On pourrait se demander pourquoi le film ne s’attarde pas sur ce qui se passait à l’intérieur de l’école (ateliers, piquets, cours improvisés, AG, etc). La raison en est simple. Je pense que c’est aux étudiantes et étudiants de le faire, que cela devrait être un film collectif, polyphonique et non d’un seul, encore moins un enseignant. Je sais qu’ils ont accumulés de nombreuses heures d’enregistrement et des matériaux imprimés de toutes sortes et j’espère qu’iels le feront un jour. Ce sera mieux que ce que j’aurais pu faire de mon côté. Plus juste assurément. Moi, je ne sais pas si j’aurais su trouver un regard ou un positionnement qui ne soit pas inconsciemment surplombant du fait même d’être un enseignant. Quand je pliais des tracts ou faisais des séances improvisées de travail avec les étudiant·es, je ne pensais pas à faire des images et quand j’entrais dans les salles je ne me sentais pas toujours de photographier les présent·es car certain·es m’étaient inconnu·es et réciproquement. Dans la rue, nous marchions sans les hiérarchies internes de l’école, la joie et les regards complices circulaient à vitesse folle et j’ai vite senti que c’était cela que je voulais suivre. Le film se centre sur la manifestation comme forme politique, dont on déplore, non sans raison, qu’elle tourne un peu à vide et manque d’efficace mais qui offre aussi une expérience si forte tant sur le plan de la mise à l’épreuve individuelle que collective. 
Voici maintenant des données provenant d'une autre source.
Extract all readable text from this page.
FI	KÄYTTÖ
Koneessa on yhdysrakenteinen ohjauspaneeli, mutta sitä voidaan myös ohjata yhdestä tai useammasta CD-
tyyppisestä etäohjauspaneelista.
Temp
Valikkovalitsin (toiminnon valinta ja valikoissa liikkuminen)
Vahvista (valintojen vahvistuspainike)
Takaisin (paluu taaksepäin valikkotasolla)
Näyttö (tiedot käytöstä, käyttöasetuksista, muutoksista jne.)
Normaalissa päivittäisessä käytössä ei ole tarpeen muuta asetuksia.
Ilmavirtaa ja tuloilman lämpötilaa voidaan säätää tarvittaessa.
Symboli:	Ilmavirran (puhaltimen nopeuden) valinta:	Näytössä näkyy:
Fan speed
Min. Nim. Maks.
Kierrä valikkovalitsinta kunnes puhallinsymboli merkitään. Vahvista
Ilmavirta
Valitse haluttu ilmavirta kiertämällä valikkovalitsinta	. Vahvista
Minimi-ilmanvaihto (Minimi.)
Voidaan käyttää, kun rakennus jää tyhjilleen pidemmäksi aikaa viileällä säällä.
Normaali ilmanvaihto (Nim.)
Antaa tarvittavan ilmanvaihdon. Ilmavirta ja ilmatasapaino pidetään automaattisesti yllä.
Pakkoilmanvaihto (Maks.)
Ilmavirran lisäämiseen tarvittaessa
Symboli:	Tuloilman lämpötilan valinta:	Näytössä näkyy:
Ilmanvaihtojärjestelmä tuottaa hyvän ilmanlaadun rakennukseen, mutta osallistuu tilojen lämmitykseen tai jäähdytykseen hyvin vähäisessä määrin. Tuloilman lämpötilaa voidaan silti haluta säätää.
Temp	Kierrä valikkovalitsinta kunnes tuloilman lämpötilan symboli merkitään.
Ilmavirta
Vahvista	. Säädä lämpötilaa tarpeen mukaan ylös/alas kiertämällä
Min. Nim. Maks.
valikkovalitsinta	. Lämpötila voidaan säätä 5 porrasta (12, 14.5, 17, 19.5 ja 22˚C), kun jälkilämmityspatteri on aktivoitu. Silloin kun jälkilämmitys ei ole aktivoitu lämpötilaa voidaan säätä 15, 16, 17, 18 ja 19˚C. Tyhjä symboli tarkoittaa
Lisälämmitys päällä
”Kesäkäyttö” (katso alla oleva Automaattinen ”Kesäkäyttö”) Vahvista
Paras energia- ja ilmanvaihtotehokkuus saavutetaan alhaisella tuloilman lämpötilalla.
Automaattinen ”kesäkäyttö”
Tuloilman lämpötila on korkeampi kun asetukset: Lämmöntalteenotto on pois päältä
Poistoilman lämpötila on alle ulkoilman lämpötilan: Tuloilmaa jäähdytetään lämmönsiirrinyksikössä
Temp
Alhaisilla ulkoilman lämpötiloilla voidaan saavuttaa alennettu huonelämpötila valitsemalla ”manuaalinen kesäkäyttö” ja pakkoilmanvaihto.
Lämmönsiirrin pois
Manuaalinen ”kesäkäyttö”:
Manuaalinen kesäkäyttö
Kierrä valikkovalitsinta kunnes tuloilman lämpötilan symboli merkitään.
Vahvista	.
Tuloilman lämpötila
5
Enfin, un dernier point, plusieurs personnes qui ont vu le film m’ont fait part de leur étonnement critique sur le fait que je n’ai pas photographié les violences policières. Elle sont présentes cependant, montrés de manière indirectes à travers les affiches et les slogans. Il y a deux raisons (critiquables) à cela. La première est circonstancielle, la seconde est volontaire. Je ne me suis retrouvé moi-même qu’une seule fois au milieu de la violence policière et je n’ai pas réussi à en faire la moindre image pertinente ou même informative. J’ai détalé comme la plupart, peu rompu à faire face aux gaz et aux matraques, sans même parler de la menace des flash-balls. Mais il y a également une raison affirmée. Chaque soir de cette période portée par l’enthousiasme, je pestais de constater que les seules images que l’on montrait en boucle (comme pour toutes les manifs où je traîne mes guêtres depuis des décennies) sont celles des violences de fin de cortège (tant sur les grands médias que les réseaux militants). Et je voulais montrer la joie et l’inventivité des manifs, et de celles-ci particulièrement : emportées par la jeunesse. J’ai donc délégué aux signes de dire et de montrer les violences policières. La représentation de la violence est une chose délicate et difficile. Cette médiatisation m’a semblé une issue sur la base d’un manque de matériel.  D’autant qu’une longue partie du film s’attarde sur la joyeuse inventivité des écrits et des images, ainsi que de leur rencontre dans un même espace graphique, que sécrètent les mouvements sociaux comme le corps de l’adrénaline. Ce graphisme anonyme, qui va du crayon et de la bombe à peinture sur le mur aux autocollants et affiches les plus sophistiquées, appartient à une histoire méconnue, dont les traits d’esprits et les trouvailles esthétiques n’ont pourtant jamais cessé d’alimenter l’histoire de l’art moderne. Je remercie une étudiante de l’époque fort impliquée dans le mouvement, Pauline R., de m’avoir permis par nos échanges de clarifier les enjeux de cet essai photographique et filmique. L’important pour moi, c’était de faire un relevé de la beauté et de l’inventivité des mouvements sociaux, dont la longue histoire montre que nous leur devons le meilleur de nos conditions de vie, même si elles furent de tout temps conspuées et réprimées - et si souvent dans le sang.